The angels part made me giggle. :)

I'm still not entirely buying it. For one, the dramatic increase in population created it's own host of problems, and there are fairly  high levels of starvation regardless (though, perhaps, not on the levels otherwise as you suggested, but that's still conjecture I think).

Regardless of that, (and this may be conjecture, as well) his work did give rise - at least in part - to the food system we have today, which is incredibly effecient for a few at a horrible expense to others, and it works exceptionally well for those few that it is designed to work for. 

If you could go back in time to alter things (eg by bribing him to work on something different), would you prefer to live in a world where farms produced only 20% the number of edible calories per acre that they do now?

Not necessarily; but there are ways to ramp up production without relying on gm crops that reduce food sovereignty and require extensive and expensive inputs. There are better ways, it's not an either/or question, imo. Conventional farming is destroying soil and degrading the environment now, as it is. Is that the trade-off? If it's kept up, as is, we won't be able to produce no matter the type of seed planted. 


Raintree
by Ruby Member on Mar. 19, 2013 at 11:36 AM


Quoting krysstizzle:


Quoting Clairwil:

Quoting krysstizzle:
Quoting Clairwil:
Quoting krysstizzle:

Is there any way to know that his work has prevented a billion deaths? That's seems quite the claim, particularly when the real issue of starvation is access and distribution, not production.

We say the issue is distribution nowdays but that is, in part, because of the increases in farm productivity brought about by the green revolution.

I think where the figure "1 billion" comes from is by calculating the number of people in China, India, etc who are living off his rice and wheat (and other crops inspired by his work), and then realising that if those crops were still the old strains, then 1 billion fewer people could be fed from those sources.

So some of the lives being counted as "saved" are in fact those of children who just wouldn't have been born, because the parents would have known there wouldn't have been enough food to feed them.


But, any way you want to calculate it, there are a lot more people alive today than would have been if he hadn't been born.   (I think it is safe to assume that it is unlikely that, if he hadn't been born, everyone would have turned into angels and solved the distribution problem from the kindness of their hearts.)

And, while you can argue that a lower population might actually be a good thing, given the Malthusian crisis at the time he did he work, it seems likely that there would (in addition to people just not being born) also have been starvation on the order of magnitude of the holodomor.

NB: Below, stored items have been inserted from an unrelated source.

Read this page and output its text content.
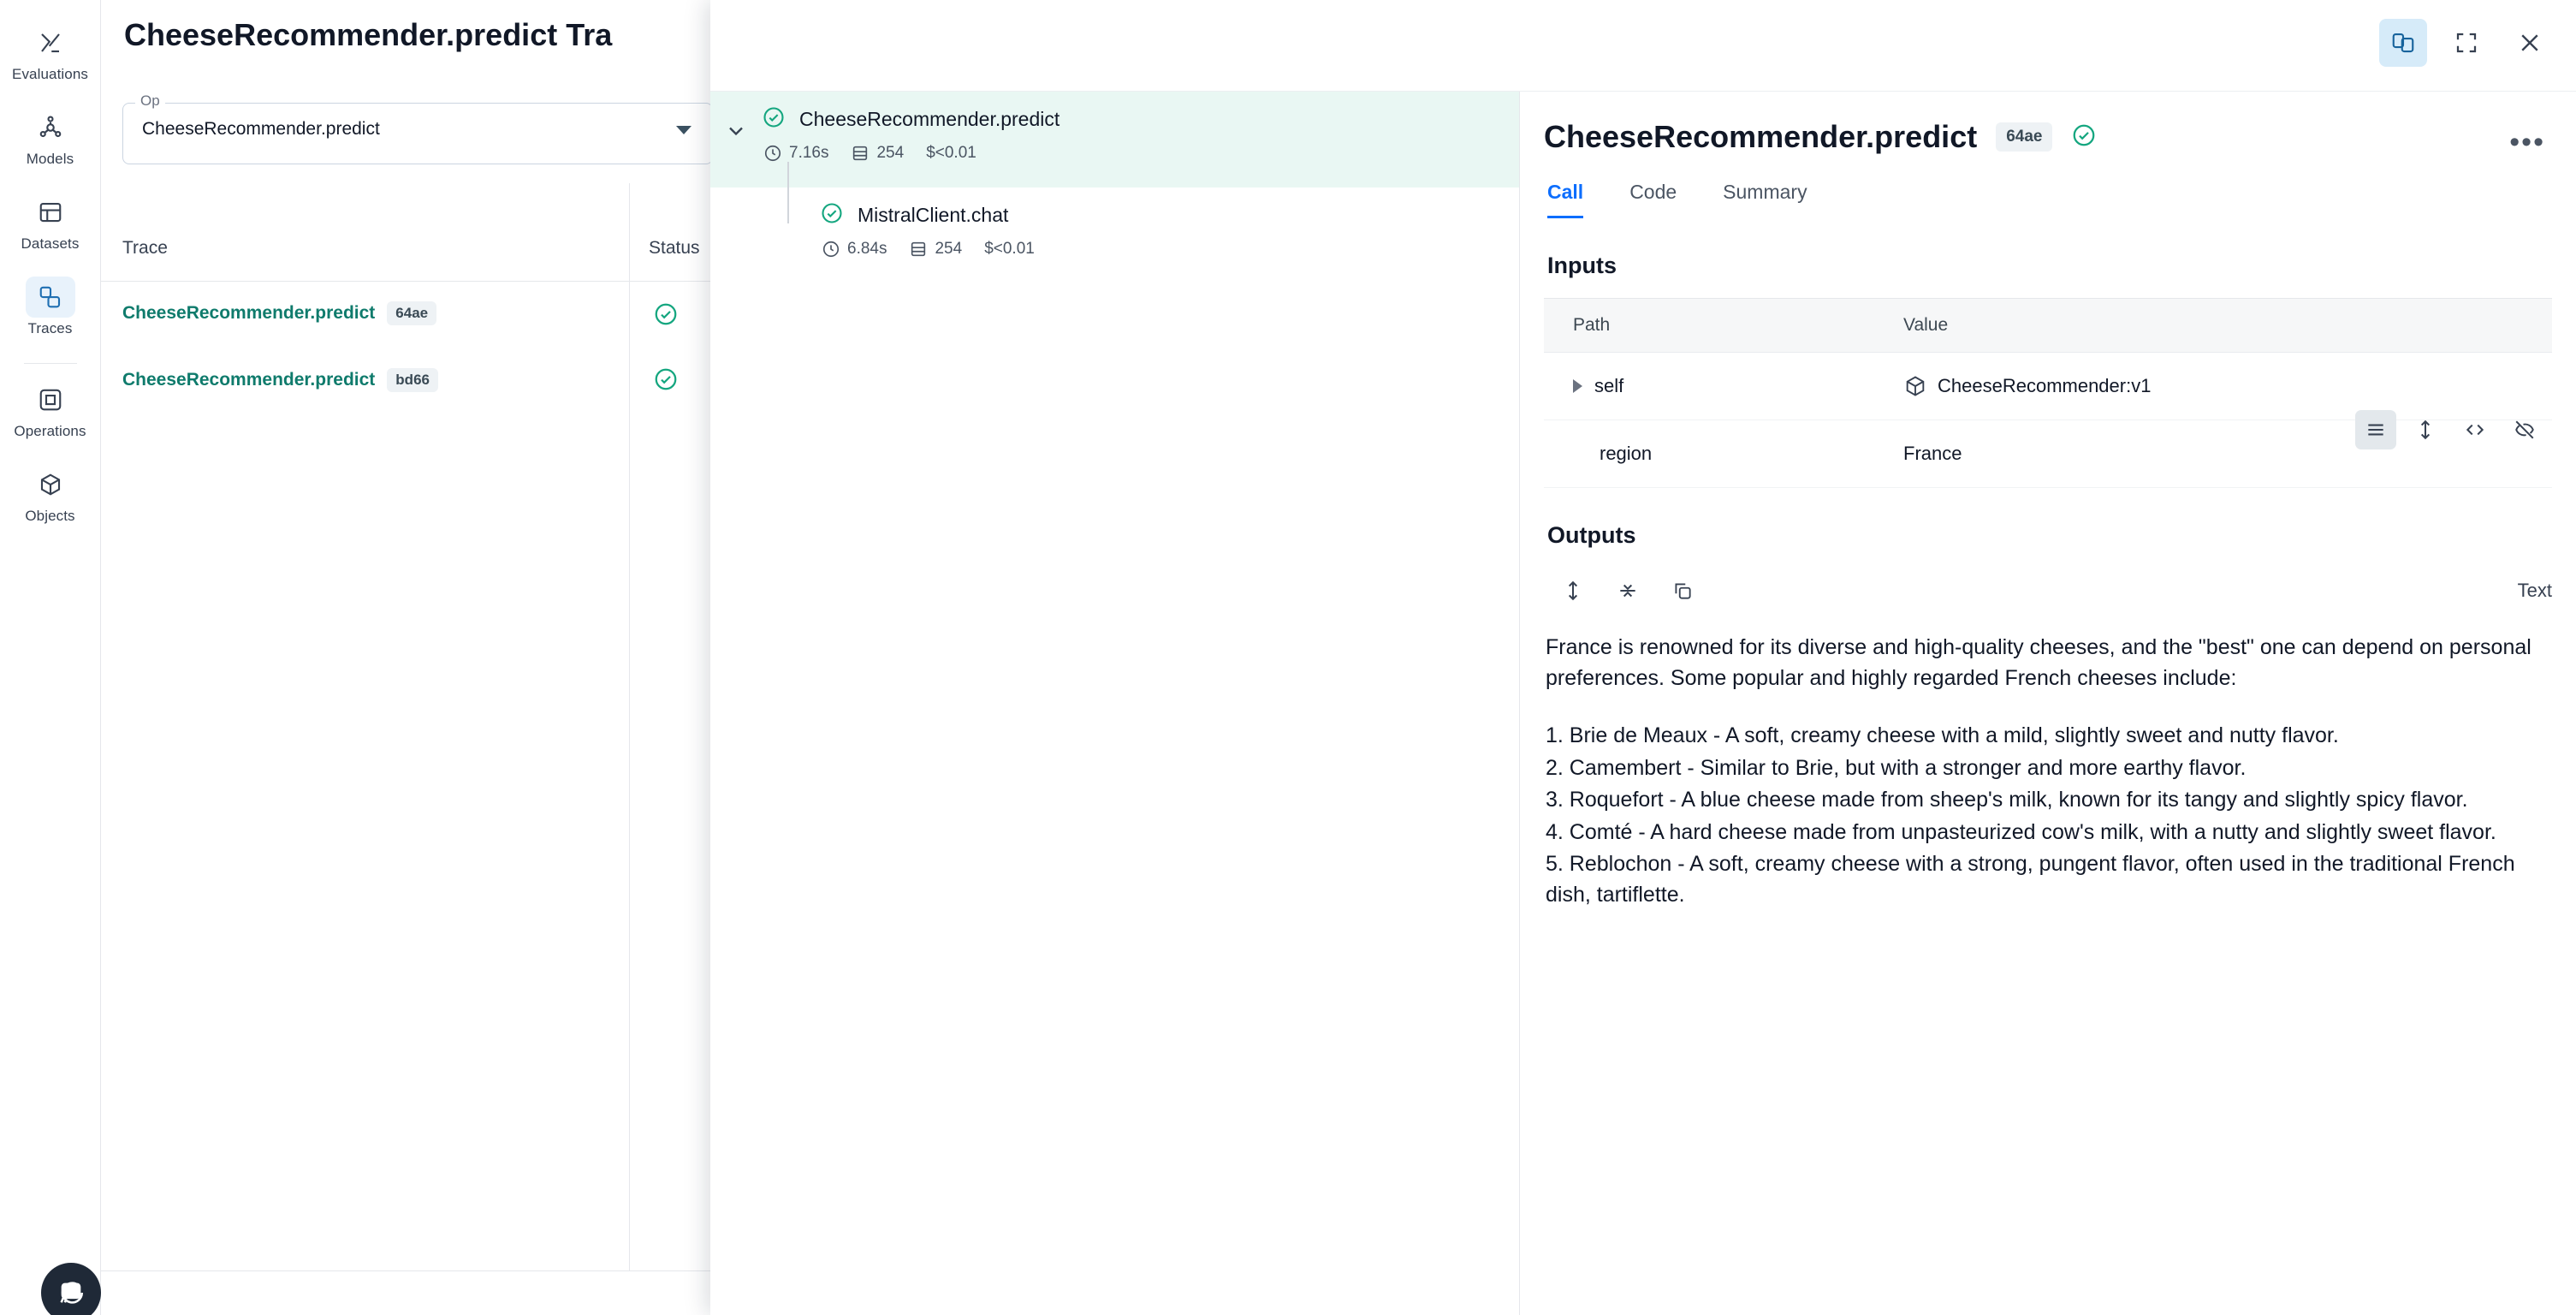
Evaluations
Models
Datasets
Traces
Operations
Objects
CheeseRecommender.predict Tra
CheeseRecommender.predict
Op
Trace	Status
CheeseRecommender.predict	64ae
CheeseRecommender.predict	bd66
CheeseRecommender.predict
7.16s	254 $<0.01
MistralClient.chat
6.84s	254 $<0.01
CheeseRecommender.predict	64ae	•••
Call Code Summary
Inputs
Path	Value
self	CheeseRecommender:v1
region	France
Outputs
Text

France is renowned for its diverse and high-quality cheeses, and the "best" one can depend on personal preferences. Some popular and highly regarded French cheeses include:

1. Brie de Meaux - A soft, creamy cheese with a mild, slightly sweet and nutty flavor.
2. Camembert - Similar to Brie, but with a stronger and more earthy flavor.
3. Roquefort - A blue cheese made from sheep's milk, known for its tangy and slightly spicy flavor.
4. Comté - A hard cheese made from unpasteurized cow's milk, with a nutty and slightly sweet flavor.
5. Reblochon - A soft, creamy cheese with a strong, pungent flavor, often used in the traditional French dish, tartiflette.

The angels part made me giggle. :)

I'm still not entirely buying it. For one, the dramatic increase in population created it's own host of problems, and there are fairly  high levels of starvation regardless (though, perhaps, not on the levels otherwise as you suggested, but that's still conjecture I think).

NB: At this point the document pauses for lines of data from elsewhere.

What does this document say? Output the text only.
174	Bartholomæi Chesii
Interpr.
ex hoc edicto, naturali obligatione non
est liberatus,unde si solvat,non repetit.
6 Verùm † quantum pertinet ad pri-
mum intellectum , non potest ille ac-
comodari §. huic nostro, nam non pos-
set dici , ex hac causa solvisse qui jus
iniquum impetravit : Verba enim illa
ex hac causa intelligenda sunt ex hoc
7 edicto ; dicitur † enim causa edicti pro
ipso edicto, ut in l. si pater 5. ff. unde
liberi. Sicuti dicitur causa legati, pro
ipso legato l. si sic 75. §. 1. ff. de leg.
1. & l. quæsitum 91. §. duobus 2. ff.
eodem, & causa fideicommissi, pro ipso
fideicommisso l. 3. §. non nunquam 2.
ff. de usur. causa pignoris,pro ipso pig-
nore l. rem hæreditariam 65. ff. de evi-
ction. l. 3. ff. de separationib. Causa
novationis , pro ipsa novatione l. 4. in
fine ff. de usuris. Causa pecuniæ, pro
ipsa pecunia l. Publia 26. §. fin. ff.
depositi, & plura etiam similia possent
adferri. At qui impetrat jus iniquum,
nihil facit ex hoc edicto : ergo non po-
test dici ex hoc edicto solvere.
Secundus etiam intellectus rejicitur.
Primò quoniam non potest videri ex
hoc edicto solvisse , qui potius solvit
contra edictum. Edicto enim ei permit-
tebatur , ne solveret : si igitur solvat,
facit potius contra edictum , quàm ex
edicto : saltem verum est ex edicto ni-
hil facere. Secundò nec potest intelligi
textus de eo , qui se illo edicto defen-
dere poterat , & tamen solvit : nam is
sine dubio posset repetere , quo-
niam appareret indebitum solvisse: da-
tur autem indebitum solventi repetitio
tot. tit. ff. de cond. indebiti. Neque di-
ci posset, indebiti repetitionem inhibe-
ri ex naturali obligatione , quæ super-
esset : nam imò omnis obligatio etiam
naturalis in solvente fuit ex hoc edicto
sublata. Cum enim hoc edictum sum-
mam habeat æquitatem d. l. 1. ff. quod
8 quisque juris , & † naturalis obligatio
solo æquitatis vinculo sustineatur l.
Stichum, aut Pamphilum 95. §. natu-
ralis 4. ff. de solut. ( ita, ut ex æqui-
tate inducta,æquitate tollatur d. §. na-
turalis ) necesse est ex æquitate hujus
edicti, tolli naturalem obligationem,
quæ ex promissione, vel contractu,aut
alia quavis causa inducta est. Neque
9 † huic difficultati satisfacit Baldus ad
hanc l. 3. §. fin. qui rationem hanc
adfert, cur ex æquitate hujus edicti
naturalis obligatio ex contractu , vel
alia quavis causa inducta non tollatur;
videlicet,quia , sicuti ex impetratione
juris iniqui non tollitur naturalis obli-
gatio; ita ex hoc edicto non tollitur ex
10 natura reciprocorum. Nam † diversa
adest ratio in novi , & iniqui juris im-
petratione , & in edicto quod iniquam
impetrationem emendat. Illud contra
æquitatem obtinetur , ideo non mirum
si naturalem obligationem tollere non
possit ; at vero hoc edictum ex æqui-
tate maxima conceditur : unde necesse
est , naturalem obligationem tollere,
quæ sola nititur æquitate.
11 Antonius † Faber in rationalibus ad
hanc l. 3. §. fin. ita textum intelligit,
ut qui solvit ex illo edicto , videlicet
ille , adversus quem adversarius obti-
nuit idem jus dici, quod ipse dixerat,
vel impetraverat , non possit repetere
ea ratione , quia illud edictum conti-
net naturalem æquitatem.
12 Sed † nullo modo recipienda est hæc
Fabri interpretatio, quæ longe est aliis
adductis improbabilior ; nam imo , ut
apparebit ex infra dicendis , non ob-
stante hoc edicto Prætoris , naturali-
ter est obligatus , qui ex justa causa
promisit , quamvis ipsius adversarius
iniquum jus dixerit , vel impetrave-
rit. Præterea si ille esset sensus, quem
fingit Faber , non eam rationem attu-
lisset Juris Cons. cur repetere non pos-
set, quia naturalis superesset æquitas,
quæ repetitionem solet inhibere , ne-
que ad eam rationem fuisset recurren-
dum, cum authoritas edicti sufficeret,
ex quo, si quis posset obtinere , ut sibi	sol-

Regardless of that, (and this may be conjecture, as well) his work did give rise - at least in part - to the food system we have today, which is incredibly effecient for a few at a horrible expense to others, and it works exceptionally well for those few that it is designed to work for. 

If you could go back in time to alter things (eg by bribing him to work on something different), would you prefer to live in a world where farms produced only 20% the number of edible calories per acre that they do now?

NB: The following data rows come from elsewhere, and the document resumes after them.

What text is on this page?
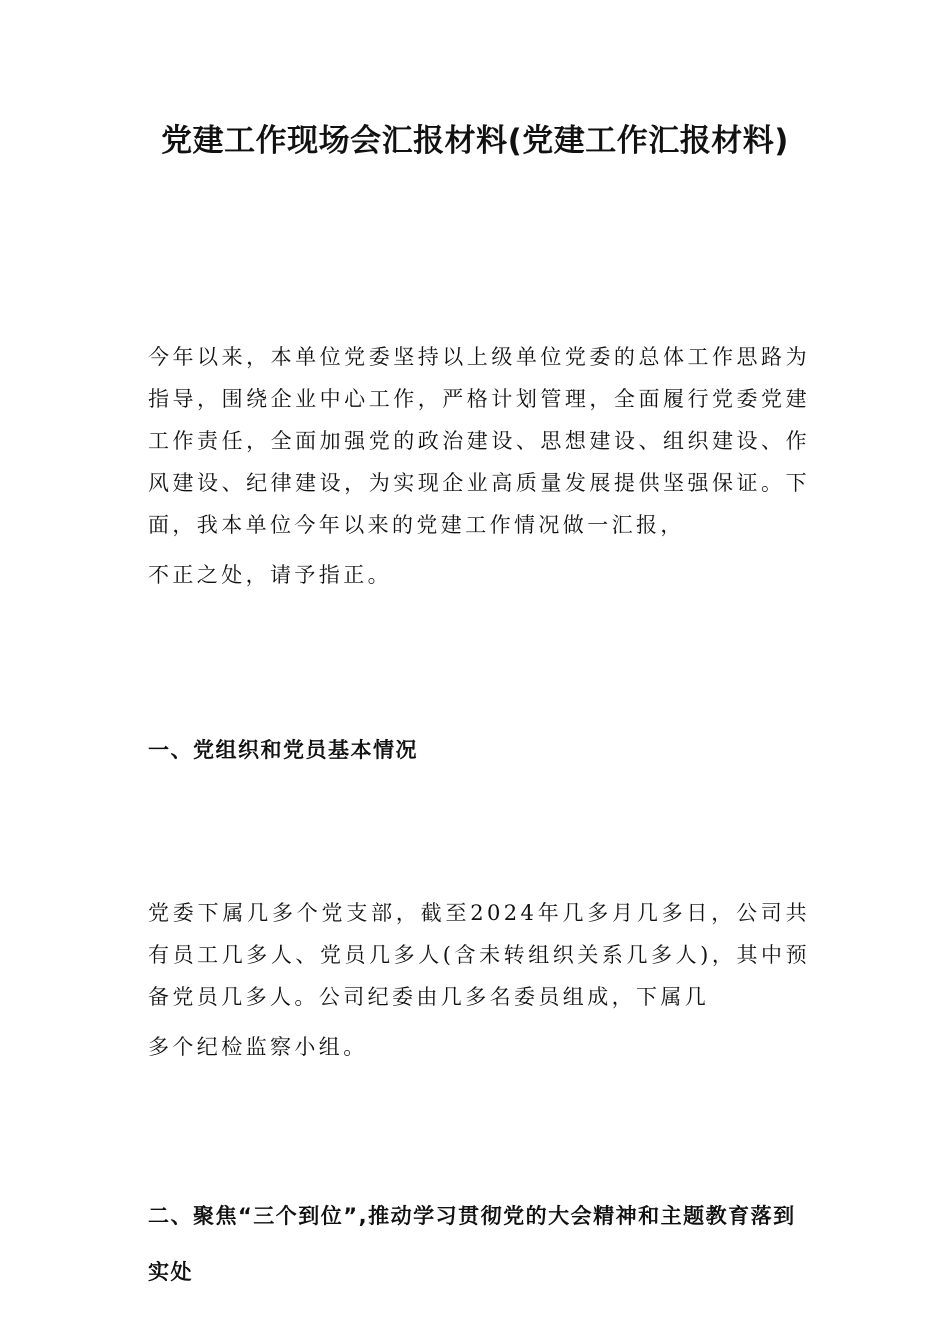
党建工作现场会汇报材料(党建工作汇报材料)

今年以来，本单位党委坚持以上级单位党委的总体工作思路为指导，围绕企业中心工作，严格计划管理，全面履行党委党建工作责任，全面加强党的政治建设、思想建设、组织建设、作风建设、纪律建设，为实现企业高质量发展提供坚强保证。下面，我本单位今年以来的党建工作情况做一汇报，
不正之处，请予指正。

一、党组织和党员基本情况

党委下属几多个党支部，截至2024年几多月几多日，公司共有员工几多人、党员几多人(含未转组织关系几多人)，其中预备党员几多人。公司纪委由几多名委员组成，下属几
多个纪检监察小组。

二、聚焦“三个到位”,推动学习贯彻党的大会精神和主题教育落到实处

Not necessarily; but there are ways to ramp up production without relying on gm crops that reduce food sovereignty and require extensive and expensive inputs. There are better ways, it's not an either/or question, imo. Conventional farming is destroying soil and degrading the environment now, as it is. Is that the trade-off? If it's kept up, as is, we won't be able to produce no matter the type of seed planted. 


Conventional water is ruining the water that comes out of my taps right now. How sustainable is that, really? For any of us?

NWP
by guerrilla girl on Mar. 19, 2013 at 11:50 AM
I posted this for myself as a distraction from the rape threads but I am now loving this conversation!